Di belakangnya, bendera Israel berkibar di sebuah rumah yang diambil alih oleh pemukim setelah tetangganya diusir.
“Orang-orang sudah mulai memahami kasus Sheikh Jarrah dan tentang kolonialisme secara umum di Yerusalem,” ungkap pemuda Palestina yang saudara kembarnya (Mona) juga sangat aktif di media sosial.
“Bahkan jika kami tidak berhasil menyelamatkan rumah, kami telah melakukan sesuatu yang lebih besar.”

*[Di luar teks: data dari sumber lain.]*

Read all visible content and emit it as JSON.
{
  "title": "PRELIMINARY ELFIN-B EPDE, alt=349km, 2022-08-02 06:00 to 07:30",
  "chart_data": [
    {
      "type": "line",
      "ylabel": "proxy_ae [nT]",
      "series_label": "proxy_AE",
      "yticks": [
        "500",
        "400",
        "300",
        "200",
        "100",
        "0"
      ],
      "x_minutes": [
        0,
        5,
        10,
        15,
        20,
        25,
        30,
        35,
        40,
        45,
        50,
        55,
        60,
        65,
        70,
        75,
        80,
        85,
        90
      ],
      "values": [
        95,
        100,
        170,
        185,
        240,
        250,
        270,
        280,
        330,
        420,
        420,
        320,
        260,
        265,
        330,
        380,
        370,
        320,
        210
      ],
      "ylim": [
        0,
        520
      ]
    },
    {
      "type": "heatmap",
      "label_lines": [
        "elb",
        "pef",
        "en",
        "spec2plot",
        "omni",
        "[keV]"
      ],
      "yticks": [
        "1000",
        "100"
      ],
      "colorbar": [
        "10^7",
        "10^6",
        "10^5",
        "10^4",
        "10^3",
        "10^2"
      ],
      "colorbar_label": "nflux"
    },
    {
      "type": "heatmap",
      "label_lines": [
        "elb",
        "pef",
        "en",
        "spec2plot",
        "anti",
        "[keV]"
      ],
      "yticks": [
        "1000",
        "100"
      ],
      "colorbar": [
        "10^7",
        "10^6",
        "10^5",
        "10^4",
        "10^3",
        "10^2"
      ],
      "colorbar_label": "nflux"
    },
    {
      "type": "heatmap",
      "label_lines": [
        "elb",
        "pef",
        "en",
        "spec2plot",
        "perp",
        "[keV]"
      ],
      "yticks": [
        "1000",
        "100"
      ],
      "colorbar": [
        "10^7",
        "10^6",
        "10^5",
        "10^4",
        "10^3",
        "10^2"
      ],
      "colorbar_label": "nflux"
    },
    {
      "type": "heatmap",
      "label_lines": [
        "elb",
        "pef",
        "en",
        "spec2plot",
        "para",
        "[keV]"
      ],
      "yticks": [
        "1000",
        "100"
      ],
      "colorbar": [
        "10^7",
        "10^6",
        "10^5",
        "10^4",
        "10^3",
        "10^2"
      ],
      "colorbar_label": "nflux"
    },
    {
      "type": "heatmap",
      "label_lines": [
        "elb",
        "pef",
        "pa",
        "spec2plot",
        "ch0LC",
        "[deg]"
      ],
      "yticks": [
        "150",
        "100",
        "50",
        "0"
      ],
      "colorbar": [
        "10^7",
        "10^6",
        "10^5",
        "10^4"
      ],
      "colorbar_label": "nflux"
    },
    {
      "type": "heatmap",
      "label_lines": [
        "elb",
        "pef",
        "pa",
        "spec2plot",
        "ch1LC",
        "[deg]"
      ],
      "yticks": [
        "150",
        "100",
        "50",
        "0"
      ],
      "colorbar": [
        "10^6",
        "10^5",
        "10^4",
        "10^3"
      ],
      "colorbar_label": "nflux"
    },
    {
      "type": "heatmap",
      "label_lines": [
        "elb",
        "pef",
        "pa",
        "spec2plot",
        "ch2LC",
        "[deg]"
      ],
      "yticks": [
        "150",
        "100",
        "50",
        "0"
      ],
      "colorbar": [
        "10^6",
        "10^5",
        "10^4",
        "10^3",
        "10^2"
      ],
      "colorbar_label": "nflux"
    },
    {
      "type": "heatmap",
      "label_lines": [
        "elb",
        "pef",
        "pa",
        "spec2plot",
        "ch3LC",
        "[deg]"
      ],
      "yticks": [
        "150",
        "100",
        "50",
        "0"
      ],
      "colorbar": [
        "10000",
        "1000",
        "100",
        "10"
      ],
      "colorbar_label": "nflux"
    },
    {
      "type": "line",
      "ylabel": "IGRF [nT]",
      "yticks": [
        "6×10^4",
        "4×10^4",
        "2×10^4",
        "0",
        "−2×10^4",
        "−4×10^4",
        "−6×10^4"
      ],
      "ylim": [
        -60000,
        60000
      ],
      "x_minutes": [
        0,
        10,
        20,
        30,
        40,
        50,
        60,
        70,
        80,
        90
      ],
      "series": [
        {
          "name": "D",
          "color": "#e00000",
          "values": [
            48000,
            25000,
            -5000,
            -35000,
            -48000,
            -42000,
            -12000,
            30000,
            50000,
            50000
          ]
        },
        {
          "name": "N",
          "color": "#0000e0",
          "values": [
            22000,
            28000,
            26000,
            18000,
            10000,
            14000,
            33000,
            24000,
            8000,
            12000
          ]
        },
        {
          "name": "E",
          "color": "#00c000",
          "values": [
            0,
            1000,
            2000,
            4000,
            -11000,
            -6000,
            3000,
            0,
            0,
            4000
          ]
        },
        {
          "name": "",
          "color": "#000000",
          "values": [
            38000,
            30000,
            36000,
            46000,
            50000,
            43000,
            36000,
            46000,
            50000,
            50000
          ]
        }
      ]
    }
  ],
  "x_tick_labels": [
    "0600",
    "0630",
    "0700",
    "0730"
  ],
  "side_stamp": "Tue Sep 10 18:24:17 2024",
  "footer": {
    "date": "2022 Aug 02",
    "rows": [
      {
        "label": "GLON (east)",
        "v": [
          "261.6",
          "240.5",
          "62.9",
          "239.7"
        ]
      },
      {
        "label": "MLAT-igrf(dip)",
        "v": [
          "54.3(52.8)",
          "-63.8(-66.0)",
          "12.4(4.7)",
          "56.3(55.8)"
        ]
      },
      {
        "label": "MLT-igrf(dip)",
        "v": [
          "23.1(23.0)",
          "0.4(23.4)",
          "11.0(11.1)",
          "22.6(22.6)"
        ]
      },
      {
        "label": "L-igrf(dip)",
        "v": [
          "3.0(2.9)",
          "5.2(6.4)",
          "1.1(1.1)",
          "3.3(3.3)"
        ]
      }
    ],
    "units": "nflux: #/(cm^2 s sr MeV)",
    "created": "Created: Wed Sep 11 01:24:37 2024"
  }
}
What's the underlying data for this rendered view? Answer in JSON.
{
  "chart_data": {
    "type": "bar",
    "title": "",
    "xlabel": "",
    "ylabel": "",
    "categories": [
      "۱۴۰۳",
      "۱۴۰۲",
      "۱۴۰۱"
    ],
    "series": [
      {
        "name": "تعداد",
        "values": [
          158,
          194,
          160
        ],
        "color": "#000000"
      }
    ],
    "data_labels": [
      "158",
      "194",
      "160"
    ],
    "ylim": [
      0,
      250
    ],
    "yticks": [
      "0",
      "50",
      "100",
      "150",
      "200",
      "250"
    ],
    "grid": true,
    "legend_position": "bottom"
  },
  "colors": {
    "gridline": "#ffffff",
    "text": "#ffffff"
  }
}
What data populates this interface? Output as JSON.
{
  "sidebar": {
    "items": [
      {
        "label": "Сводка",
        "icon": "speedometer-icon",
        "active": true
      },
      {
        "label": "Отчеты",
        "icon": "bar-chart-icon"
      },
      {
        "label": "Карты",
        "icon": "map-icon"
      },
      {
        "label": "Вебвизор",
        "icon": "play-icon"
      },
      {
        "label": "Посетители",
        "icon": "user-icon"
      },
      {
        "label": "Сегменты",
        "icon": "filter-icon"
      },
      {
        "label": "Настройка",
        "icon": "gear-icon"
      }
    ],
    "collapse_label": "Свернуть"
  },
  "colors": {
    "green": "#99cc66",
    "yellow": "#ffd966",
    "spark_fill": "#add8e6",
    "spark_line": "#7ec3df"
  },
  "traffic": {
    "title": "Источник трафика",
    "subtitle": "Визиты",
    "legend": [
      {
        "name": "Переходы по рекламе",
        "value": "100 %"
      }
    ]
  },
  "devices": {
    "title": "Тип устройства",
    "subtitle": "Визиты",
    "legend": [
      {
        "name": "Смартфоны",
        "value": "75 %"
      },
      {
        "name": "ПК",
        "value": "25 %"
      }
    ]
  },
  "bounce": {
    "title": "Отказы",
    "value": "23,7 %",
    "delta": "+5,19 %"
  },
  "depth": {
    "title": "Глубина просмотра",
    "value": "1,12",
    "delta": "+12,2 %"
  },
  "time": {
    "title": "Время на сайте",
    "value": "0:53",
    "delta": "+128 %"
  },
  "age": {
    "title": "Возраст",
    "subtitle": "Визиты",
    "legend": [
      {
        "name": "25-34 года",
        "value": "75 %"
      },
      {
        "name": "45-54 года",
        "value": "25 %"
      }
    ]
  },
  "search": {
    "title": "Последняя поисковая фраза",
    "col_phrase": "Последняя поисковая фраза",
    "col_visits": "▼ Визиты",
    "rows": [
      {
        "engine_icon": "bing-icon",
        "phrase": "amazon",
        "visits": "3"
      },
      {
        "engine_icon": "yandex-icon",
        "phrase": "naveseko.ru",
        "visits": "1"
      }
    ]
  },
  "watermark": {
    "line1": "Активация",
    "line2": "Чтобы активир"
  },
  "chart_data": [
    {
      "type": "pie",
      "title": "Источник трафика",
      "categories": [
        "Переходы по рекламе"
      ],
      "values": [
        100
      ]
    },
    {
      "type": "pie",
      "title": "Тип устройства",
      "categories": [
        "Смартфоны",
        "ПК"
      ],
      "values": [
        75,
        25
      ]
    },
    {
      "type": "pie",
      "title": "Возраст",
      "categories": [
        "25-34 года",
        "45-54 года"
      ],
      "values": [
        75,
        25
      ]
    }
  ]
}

Platform Media Bungkam Warga Palestina
Kurd mengatakan peningkatan besar dalam jumlah penonton dan pengikut menunjukkan ada “kehausan akan realitas Palestina”.
Keluarga Palestina di lingkungan itu mengatakan mereka diberi kunci rumah mereka oleh badan pengungsi Palestina PBB dan Yordania, yang menguasai Yerusalem timur dari tahun 1948 hingga 1967.
Bulan lalu, ketika ketegangan di Yerusalem Timur yang diduduki meningkat selama pengeboman Gaza, mahkamah agung Israel menunda sidang dalam kasus Sheikh Jarrah sampai pemberitahuan lebih lanjut.
Tapi Kurdi mengatakan dia tidak percaya pada peradilan Israel.
Dia juga memperingatkan upaya nyata platform media sosial untuk membungkam aktivis Palestina, termasuk ketika mereka memposting rekaman pasukan keamanan Israel menggunakan kekerasan terhadap pengunjuk rasa.
Kelompok hak digital (Sada Social) mengatakan telah mendokumentasikan lebih dari 700 contoh jaringan semacam itu yang membatasi akses atau menghapus konten Palestina pada bulan Mei saja.
“Pada satu titik kami tidak dapat mempublikasikan apa pun tentang Sheikh Jarrah tanpa menghapusnya,” ujar Kurd.
“Kami menerima banyak peringatan bahwa akun kami akan dihapus, dan terkadang penayangan kami akan turun dari seperempat juta menjadi 90.000 atau hanya 5.000.”
Terlepas dari hambatan seperti itu, dia mengatakan bahwa dampak dari kampanye itu mengejutkannya.
“Saya tidak percaya bahwa sebuah posting atau gambar dapat mengubah apa pun dalam kenyataan,” ujarnya.
“Tapi saya menemukan bahwa pertempuran pertama dan terakhir kami adalah salah satu dari kata-kata, pertempuran narasi dan pertempuran opini publik.”
Dan bagi penduduk Sheikh Jarrah, itu bukan pertarungan yang bisa mereka kalahkan.
“Kami tidak memiliki kemewahan untuk membatalkan masalah ini,” ungkapnya. “Begitu kita melakukannya, rumah kita bisa dicuri kapan saja.”